司法書士内藤卓のLEAGALBLOG

会社法及び商業登記に関する話題を中心に,消費者問題,司法書士,京都に関する話題等々を取り上げています。

外形標準課税逃れの減資(?)

2006-06-03 10:25:18 | 会社法(改正商法等)
1044社、1億円以下に減資 課税逃れ目的か (朝日新聞) - goo ニュース

 資本金の額の減少は、一般的には、欠損填補のためになされることが多い。株主への有償払戻しを目的とすることも旧商法においては可能であったが、会社法では、それは、資本金の額の減少と剰余金の分配の二つの手続を同時に行う形となる。

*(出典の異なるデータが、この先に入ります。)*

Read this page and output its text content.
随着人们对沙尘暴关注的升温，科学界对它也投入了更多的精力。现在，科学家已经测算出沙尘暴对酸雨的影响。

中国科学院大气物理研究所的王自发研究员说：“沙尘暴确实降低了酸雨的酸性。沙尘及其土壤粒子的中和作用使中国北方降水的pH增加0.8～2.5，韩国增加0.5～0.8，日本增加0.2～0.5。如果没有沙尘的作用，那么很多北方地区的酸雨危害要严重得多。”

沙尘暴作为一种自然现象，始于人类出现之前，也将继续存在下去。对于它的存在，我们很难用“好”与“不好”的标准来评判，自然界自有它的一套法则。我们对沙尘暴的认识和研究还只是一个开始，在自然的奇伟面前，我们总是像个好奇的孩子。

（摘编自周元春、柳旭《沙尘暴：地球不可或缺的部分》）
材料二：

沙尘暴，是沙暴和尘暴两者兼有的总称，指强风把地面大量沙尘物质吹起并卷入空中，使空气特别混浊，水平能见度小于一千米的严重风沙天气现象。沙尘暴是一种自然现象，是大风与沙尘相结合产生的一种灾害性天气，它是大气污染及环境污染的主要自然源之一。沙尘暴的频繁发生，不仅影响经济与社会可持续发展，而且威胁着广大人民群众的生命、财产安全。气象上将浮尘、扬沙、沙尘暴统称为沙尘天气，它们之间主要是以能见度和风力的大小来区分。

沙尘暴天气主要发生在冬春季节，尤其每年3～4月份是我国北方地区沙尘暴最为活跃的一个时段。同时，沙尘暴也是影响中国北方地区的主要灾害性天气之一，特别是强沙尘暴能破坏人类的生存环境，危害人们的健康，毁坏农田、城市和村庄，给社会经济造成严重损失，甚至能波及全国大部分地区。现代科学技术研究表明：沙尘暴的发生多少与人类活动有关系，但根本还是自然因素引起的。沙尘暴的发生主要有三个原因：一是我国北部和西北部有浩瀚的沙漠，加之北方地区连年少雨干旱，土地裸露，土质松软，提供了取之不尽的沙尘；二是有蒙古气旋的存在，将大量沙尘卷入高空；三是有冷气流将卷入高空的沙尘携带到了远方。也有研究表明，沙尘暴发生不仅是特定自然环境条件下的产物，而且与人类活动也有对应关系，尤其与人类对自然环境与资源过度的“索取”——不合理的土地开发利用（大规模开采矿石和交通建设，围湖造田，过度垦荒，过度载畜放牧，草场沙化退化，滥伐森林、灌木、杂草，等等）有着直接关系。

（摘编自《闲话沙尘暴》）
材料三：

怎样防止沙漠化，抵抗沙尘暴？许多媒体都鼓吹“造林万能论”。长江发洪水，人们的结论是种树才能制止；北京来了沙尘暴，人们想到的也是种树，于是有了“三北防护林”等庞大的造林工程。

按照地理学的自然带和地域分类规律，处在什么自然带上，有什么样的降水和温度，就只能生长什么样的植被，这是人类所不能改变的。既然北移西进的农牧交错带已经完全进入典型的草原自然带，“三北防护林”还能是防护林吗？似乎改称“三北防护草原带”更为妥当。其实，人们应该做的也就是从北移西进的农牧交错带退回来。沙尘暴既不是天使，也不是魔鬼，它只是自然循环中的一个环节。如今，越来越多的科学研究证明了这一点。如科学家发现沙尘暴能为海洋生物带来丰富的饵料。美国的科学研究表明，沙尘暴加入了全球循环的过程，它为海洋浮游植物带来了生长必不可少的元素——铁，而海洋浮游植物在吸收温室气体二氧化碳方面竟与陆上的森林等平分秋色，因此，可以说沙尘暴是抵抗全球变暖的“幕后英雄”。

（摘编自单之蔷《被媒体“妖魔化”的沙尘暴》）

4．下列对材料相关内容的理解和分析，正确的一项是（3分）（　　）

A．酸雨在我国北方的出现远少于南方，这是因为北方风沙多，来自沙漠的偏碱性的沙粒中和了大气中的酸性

 経済合理性の観点からは、外形標準課税回避のための資本金の額の減少も合理的選択と言えなくもない。資本金の額が不相応に巨大であるケースもあり、会社法下において、機関設計を簡素化するために、「大会社でない株式会社」に移行する目的で、資本金の額を減少させることも今後増えるであろうと思われる。

 資本金の額が大きい方がいい、とは必ずしも言えない。資本金の額は、会社法の下では純資産の部の計数の一つに変質したと言われているが、大会社 or 大会社でない株式会社を区分する重要な数字である。単なる税逃れではなく、戦略的機関設計のために、資本金の額の減少を検討すべきである。